Supuestamente, su plan inicial era matar solo “al viejo”, como había descripto Arroyo Folle a Almirón. De hecho, lo masacró con una pala y después le perforó la boca, en señal de que habló de más. Necesariamente, Cruhy tuvo que someter también a la mujer de Almirón, Herminia Colmán. Como el resto de la familia le vio la cara y ya lo conocían, Arroyo Folle también procedió contra todos los que estaban en la casa en ese momento.
Las seis víctimas fueron torturadas hasta quedar inconscientes. Las dos mujeres adultas y las dos adolescentes fueron violadas.
Aún con vida, don Nicolás Almirón, su mujer, sus dos hijas, su cuñada y su sobrino fueron arrojados a una fosa de dos metros de largo por un metro de ancho y un metro de profundidad.
El pozo fue cavado en el patio de la casa de la familia Almirón, en medio de tres plantas de mango. Los cuerpos fueron apilados uno sobre el otro y sepultados con una primera capa de arena, después basura, leña, una carpa y finalmente otra capa de arena.

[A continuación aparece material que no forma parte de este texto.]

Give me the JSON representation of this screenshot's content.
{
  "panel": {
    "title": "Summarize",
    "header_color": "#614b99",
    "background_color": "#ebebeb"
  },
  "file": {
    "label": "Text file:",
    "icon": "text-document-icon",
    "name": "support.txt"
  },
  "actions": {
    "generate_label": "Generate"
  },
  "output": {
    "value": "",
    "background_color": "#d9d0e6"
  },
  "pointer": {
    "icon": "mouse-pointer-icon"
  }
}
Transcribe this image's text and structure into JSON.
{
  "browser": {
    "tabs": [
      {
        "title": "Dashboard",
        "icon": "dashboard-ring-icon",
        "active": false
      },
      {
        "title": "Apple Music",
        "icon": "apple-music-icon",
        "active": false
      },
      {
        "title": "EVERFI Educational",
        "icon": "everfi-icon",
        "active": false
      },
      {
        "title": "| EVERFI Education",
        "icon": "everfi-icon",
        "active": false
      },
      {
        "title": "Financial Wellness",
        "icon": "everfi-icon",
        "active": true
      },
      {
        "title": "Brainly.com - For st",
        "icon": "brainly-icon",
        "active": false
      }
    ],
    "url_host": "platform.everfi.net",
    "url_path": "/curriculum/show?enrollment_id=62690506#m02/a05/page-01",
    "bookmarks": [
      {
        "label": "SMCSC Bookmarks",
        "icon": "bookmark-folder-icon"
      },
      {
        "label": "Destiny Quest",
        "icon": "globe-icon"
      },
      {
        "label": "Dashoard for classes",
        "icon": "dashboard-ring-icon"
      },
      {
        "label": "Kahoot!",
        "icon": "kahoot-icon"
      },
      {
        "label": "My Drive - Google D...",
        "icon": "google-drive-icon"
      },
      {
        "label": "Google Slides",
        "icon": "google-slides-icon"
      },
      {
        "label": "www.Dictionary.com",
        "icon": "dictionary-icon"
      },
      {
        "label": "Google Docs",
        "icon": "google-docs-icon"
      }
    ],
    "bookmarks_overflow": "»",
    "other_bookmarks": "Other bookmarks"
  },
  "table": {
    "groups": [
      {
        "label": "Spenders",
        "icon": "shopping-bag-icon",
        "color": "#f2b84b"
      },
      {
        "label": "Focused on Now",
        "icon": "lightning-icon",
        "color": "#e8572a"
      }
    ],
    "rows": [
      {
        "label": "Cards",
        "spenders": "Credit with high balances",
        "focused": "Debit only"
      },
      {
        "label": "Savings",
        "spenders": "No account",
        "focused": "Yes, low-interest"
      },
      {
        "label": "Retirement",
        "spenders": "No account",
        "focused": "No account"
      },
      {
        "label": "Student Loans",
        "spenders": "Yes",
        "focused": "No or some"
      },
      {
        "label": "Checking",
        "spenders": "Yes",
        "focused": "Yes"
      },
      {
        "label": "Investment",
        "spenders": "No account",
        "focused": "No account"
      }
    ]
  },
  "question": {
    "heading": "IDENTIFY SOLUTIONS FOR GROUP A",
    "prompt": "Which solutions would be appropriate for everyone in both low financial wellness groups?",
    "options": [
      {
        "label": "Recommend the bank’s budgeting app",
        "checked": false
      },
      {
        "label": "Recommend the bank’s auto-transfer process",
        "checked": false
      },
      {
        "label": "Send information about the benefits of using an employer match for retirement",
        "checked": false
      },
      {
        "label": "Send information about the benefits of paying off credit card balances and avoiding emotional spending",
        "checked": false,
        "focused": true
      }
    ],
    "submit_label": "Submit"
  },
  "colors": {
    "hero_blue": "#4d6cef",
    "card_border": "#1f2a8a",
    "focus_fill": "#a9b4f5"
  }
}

Tras enterrar aún vivas a sus víctimas, Cruhy Arroyo Folle robó todo lo que pudo de la casa y huyó. Después de ser detenido en Guarambaré, se recuperaron la camioneta de don Almirón y algunas otras pertenencias de las que Cruhy intentó deshacerse.
El asesino fue descubierto ya que por casualidad, cuando estaba siendo fichado al salir de la cárcel, dos meses antes del séxtuple homicidio, anunció frente a un grupo de policías que su primera tarea en libertad sería matar a un hombre que falló con él, refiriéndose a Nicolás Almirón.
De hecho, cuando se produjo la masacre, los familiares de Almirón dijeron también a la Policía que el único que había amenazado al señor era Cruhy Arroyo Folle.
El último elemento que cerró el caso fue que al ser buscado en su casa, 24 horas después del horrendo hecho, Cruhy Arroyo Folle ya había sustituido su acostumbrada melena por un look con la cabeza completamente rapada. Después, se encontraron parte de los objetos robados y ahí sí se completó la pesquisa.